For instance let us take the story of the French diver Romain Grosjean. In terms of racing and points, he drives one of the slowest cars (Haas), does not have a fantastic track record in terms of points and podiums (or podia?) throughout his longish career and, in so not rare occasions, drives quite erratically and loses points for his team for apparently stupid reasons.
By the end of the series Grosjean emerges as the undisputed super champion. By the third season Grosjean and his team mate Kevin Magnussen are set to lose their seats in F1 on the basis of purely unfair commercial decisions. Haas decides that it needs to beef up its income from advertising and sponsorship and lands new deals which trigger a forced change of drivers.
The reasons are quite simple and are explained straightaway: one of the sponsors wanted a German driver and so Haas went for the son of the great Michael Schumacher and the owner of the other sponsor had his own son driving and that landed Nikita Mazepin a seat. Grosjean and Magnussen were out, not only from Haas but also from F1 because by that stage it was simply too late to find a place somewhere else.
The penultimate race for 2020 came in the amazingly beautiful Bahrain circuit and it was to be also Grosjean’s last. During that race Grosjean is involved in a horrendous accident with the car being split in two and the driver’s end penetrating a metal guardrail, ending up in flames. The accident was dramatic and you feel strongly for Romain with whom you cannot possibly not draw a liking by this stage.
Fortunately and miraculously, Grosjean walks out of the flames with relatively minor injuries. At one point, a short interview is aired with Romain and his wife Marion and the emotions that you feel hearing Marion talk about how she thought that she had lost the father of her three kids on what is essentially his workplace are enormous. By comparison Lewis Hamilton’s ginormous feat of a joint record of number of championship wins is brought to almost irrelevance.
The emotions run high also on the Sergio Perez story.
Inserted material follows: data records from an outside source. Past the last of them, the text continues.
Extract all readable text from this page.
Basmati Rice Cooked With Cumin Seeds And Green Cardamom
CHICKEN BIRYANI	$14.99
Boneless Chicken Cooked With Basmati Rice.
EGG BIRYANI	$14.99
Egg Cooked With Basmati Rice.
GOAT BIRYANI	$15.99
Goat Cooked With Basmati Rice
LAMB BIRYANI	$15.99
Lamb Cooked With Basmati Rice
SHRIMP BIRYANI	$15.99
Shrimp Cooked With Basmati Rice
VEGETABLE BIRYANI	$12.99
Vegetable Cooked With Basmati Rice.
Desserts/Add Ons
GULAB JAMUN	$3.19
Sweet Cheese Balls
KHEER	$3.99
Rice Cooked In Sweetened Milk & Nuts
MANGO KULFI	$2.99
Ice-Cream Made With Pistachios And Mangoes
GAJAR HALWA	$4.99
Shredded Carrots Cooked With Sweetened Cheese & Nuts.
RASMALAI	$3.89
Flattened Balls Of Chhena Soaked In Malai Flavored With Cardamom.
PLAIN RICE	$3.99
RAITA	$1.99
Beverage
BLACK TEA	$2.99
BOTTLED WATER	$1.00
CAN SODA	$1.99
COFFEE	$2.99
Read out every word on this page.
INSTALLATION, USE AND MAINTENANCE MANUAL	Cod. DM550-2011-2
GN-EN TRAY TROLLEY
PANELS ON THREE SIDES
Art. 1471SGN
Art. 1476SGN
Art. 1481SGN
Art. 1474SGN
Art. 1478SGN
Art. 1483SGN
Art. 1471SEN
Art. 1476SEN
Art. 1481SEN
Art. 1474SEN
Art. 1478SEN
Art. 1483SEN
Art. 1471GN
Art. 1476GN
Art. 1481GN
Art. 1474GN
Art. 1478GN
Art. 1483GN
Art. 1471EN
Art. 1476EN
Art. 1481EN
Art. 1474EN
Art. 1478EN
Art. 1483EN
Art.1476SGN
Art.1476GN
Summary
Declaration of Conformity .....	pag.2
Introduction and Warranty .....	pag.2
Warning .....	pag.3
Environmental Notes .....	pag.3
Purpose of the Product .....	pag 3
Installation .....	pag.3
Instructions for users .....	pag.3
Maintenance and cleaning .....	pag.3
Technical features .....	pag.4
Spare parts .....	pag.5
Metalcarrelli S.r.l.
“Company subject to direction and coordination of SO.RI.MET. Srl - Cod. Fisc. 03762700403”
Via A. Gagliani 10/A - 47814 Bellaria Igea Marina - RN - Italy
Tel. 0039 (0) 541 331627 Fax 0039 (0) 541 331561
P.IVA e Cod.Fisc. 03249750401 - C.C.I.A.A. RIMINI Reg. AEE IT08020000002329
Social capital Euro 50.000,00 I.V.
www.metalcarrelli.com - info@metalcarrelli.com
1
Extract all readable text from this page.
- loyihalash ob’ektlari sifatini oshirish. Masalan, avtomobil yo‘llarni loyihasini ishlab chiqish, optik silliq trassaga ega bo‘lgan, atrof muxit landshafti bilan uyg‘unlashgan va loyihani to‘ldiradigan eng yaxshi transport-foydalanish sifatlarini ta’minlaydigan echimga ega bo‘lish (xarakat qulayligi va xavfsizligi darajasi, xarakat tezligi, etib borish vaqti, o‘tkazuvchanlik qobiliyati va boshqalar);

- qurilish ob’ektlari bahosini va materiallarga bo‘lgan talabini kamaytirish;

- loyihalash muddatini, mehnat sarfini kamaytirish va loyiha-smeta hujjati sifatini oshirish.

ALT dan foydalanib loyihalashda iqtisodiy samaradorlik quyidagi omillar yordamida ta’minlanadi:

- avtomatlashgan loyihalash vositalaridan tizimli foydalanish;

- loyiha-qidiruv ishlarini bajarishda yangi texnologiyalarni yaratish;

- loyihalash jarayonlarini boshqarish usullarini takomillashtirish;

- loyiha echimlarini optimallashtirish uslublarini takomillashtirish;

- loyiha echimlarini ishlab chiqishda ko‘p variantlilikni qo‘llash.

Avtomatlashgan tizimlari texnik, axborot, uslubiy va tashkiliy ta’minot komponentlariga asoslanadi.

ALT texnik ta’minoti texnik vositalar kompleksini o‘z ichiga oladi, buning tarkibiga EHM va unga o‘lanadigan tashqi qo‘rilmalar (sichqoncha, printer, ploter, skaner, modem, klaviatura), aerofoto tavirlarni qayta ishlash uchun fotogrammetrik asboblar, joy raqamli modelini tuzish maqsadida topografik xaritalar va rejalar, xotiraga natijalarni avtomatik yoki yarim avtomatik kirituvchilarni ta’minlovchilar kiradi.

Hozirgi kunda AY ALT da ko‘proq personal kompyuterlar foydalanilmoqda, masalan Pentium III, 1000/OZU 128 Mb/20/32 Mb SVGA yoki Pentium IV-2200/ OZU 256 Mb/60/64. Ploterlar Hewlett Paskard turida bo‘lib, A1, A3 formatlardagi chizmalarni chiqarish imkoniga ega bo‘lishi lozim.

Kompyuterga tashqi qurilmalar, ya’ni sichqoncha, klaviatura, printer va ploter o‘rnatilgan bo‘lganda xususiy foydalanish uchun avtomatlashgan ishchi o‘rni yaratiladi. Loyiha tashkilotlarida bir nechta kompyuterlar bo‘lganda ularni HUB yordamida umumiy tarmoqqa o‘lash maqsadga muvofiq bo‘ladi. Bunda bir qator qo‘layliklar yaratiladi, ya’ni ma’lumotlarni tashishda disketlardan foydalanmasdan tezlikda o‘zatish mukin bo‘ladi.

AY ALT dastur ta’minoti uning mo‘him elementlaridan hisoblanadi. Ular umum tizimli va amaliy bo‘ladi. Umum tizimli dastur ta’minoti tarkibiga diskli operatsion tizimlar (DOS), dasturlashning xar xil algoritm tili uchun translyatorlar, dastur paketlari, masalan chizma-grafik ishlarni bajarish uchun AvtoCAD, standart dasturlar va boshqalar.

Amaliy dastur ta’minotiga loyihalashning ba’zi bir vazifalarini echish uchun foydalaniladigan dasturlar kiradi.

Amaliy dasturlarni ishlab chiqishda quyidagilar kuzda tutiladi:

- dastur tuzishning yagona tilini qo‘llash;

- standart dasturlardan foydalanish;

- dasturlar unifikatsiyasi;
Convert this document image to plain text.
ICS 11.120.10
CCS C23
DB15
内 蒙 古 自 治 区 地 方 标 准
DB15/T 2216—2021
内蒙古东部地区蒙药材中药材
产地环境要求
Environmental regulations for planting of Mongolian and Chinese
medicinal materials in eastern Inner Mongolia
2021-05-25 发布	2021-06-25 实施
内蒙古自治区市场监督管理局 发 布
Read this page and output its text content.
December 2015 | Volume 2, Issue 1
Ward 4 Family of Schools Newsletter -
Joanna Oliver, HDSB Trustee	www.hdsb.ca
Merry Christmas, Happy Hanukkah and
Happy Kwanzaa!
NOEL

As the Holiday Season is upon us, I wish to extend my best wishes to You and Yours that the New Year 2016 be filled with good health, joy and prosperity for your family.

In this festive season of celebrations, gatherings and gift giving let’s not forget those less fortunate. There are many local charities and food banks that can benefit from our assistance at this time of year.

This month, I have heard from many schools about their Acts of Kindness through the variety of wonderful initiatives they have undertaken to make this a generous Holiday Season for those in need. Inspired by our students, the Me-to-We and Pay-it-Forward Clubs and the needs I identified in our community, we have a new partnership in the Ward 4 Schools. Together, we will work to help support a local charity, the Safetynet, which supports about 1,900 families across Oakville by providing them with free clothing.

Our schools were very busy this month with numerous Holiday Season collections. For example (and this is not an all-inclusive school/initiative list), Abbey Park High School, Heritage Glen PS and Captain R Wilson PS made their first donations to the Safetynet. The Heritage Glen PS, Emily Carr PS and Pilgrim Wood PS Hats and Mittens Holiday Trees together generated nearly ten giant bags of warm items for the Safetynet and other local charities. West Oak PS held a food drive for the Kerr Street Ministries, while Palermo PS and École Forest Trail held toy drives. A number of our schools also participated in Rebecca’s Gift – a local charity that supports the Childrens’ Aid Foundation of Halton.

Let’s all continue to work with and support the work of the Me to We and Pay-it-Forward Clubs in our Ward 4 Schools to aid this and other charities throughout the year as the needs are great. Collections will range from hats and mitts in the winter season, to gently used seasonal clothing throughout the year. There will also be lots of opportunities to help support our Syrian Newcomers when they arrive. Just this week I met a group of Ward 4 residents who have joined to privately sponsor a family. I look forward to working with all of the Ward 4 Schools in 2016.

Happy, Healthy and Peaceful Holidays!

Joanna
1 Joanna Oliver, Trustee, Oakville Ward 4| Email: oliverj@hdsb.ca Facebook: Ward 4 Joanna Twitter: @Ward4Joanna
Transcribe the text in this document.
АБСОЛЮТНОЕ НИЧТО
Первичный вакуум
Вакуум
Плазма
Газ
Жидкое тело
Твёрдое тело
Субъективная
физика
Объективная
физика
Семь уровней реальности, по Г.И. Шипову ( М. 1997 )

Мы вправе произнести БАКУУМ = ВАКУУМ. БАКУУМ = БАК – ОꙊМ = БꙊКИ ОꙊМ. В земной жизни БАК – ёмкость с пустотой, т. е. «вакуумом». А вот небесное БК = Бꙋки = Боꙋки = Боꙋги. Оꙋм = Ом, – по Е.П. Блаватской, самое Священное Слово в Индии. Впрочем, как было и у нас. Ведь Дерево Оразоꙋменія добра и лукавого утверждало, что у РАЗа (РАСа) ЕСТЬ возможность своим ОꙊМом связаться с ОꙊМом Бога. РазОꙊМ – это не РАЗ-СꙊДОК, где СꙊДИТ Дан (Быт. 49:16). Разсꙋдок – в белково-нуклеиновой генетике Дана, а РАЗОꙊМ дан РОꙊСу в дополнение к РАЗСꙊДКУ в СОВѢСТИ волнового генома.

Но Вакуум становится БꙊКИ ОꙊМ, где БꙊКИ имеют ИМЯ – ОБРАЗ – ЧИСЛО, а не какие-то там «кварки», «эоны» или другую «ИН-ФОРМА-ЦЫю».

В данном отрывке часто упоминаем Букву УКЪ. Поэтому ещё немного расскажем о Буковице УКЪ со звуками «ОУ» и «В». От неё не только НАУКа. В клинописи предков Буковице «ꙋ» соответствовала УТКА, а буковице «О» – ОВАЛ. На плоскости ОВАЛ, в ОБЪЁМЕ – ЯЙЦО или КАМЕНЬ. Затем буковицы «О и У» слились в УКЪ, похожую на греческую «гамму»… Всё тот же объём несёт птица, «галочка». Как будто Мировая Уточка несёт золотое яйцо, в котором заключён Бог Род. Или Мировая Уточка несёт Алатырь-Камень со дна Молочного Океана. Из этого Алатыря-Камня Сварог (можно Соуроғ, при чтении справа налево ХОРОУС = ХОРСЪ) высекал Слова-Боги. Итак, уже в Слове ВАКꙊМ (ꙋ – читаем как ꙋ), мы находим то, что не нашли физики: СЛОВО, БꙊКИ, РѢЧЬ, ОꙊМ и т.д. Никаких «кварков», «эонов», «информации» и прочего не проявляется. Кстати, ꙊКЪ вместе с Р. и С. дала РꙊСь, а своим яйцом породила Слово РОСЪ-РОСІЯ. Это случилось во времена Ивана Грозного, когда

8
A devoted Catholic hailing from Mexico, Perez left his country at an early age to seek his dream to drive in Formula 1. He succeeds and changes various teams until he lands a seat as one of the two Racing Point drivers. Halfway through the 2020 season Perez is told that his contract would not be renewed despite a successful campaign as the team had acquired the services of former champion Sebastian Vettel who, in turn, was no longer in the plans of his Ferrari team.
With Perez destined to lose his place in F1 for 2021, he gives his all in the last race of the season which will undoubtedly go down as the best in his career in Sakhir. From the very last place he ended up winning the race in a mid-table car. What happens next is mighty Red Bull firing Alex Albon and taking the services of Perez for the following year.
Albon in turn, had an interesting story himself. The son of a Thai national and a British father who was largely absent from his life, he had to take care of his siblings when his mother was sentenced to a lengthy prison sentence for fraud. Despite this he made it to be a Formula 1 driver for one of the very best teams, dispatching another driver, Pierre Gasly, in the process.
Pierre Gasly is also an interesting character. We witness his relegation from Red Bull to the “second team” Toro Rosso/AlphaTauri but he fights back and even manages to win the Italian Grand Prix with Alpha Tauri outclassing and outperforming Albon himself.